Tunable topological phases in monolayer Pt$_2$HgSe$_3$ with exchange fields

TL;DR

This paper explores how varying exchange fields and potentials in monolayer Pt$_2$HgSe$_3$ can induce and control different topological phases, including quantum spin Hall, quantum anomalous Hall, and valley-polarized states.

Contribution

It introduces a comprehensive analysis of topological phase transitions in monolayer Pt$_2$HgSe$_3$ driven by exchange fields and staggered potentials, revealing tunable topological states.

Findings

Identifies conditions for quantum spin Hall and quantum anomalous Hall phases.

Demonstrates topological phase switching by reversing exchange field sign.
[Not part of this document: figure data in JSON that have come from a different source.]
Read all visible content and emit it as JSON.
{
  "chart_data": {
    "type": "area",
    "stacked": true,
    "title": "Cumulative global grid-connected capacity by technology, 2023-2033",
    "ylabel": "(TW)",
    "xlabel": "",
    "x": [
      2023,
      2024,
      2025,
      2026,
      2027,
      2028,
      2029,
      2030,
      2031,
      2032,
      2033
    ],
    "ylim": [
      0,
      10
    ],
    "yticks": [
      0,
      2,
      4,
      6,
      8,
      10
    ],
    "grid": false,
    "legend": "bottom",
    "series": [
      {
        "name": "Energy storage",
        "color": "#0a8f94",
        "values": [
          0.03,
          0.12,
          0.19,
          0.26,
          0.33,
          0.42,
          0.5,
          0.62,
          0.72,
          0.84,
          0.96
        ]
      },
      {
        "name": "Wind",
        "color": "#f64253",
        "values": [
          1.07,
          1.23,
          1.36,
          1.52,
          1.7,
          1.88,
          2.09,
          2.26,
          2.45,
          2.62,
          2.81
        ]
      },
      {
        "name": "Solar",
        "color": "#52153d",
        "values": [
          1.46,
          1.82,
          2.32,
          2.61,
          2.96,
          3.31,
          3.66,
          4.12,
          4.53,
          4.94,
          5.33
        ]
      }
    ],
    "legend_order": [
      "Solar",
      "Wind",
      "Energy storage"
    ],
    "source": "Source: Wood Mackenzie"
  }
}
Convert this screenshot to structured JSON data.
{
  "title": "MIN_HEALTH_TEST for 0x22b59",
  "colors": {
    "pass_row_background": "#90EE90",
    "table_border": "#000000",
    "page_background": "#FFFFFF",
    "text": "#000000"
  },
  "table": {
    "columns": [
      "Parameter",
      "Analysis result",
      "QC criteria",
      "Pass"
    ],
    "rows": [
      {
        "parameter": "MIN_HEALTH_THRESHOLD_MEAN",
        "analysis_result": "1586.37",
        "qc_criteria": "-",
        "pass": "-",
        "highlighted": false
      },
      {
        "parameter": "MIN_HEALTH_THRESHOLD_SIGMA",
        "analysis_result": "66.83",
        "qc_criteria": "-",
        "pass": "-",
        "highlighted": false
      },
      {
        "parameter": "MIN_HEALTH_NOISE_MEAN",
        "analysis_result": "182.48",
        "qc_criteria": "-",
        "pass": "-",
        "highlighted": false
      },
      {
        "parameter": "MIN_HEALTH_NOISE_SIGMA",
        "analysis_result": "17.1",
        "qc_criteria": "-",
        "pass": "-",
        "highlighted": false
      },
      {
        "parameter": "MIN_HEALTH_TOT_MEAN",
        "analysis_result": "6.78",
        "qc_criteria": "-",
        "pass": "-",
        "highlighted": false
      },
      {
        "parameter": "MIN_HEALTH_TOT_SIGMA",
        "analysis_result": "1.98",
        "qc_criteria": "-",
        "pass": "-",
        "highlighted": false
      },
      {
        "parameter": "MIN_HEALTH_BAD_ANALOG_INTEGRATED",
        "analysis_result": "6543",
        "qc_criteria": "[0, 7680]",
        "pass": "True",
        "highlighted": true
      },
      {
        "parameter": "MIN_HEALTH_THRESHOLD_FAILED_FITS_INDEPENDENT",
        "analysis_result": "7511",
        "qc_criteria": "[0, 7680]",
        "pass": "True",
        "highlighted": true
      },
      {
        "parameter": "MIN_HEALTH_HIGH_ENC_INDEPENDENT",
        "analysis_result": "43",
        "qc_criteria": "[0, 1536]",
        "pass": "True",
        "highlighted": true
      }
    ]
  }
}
Shows phase transitions to valley-polarized metal and quantum valley Hall states.

Abstract

We investigate topological phases of monolayer jacutingaite (Pt$_2$HgSe$_3$) that arise when considering the competing effects of spin-orbit coupling (SOC), magnetic exchange interactions, and staggered sublattice potential V. The interplay between the staggered potential and exchange field offers the possibility of attaining different topological phases. By analyzing the Berry curvatures and computing the Chern numbers and Hall conductivities, we demonstrate that the system is time-reversal-symmetry-broken quantum spin Hall insulator when $m_b<\lambda_{so}$, where $m_b$ is the exchange field operating on the bottom Hg sublattice and $\lambda_{so}$ is the intrinsic SOC. For $m_b > \lambda_{so}$ and in the presence of Rashba SOC, we find that the band gap at valley $K(K^{\prime})$ is topologically trivial (non-trivial) with Chern number $C=1$ and valley Chern number $C_v=-1$, indicating that the system is valley-polarized quantum anomalous Hall insulator. We show that the topology of each valley is swapped (the Chern number becomes $C=-1$) by reversing the sign of the exchange field. The system transitions to a valley-polarized metal and quantum valley Hall phase as V increases. Along the phase boundaries, we observe a single-Dirac cone semimetal states. These findings shed more light on the possibility of realizing and controlling topological phases in spintronics and valleytronics devices.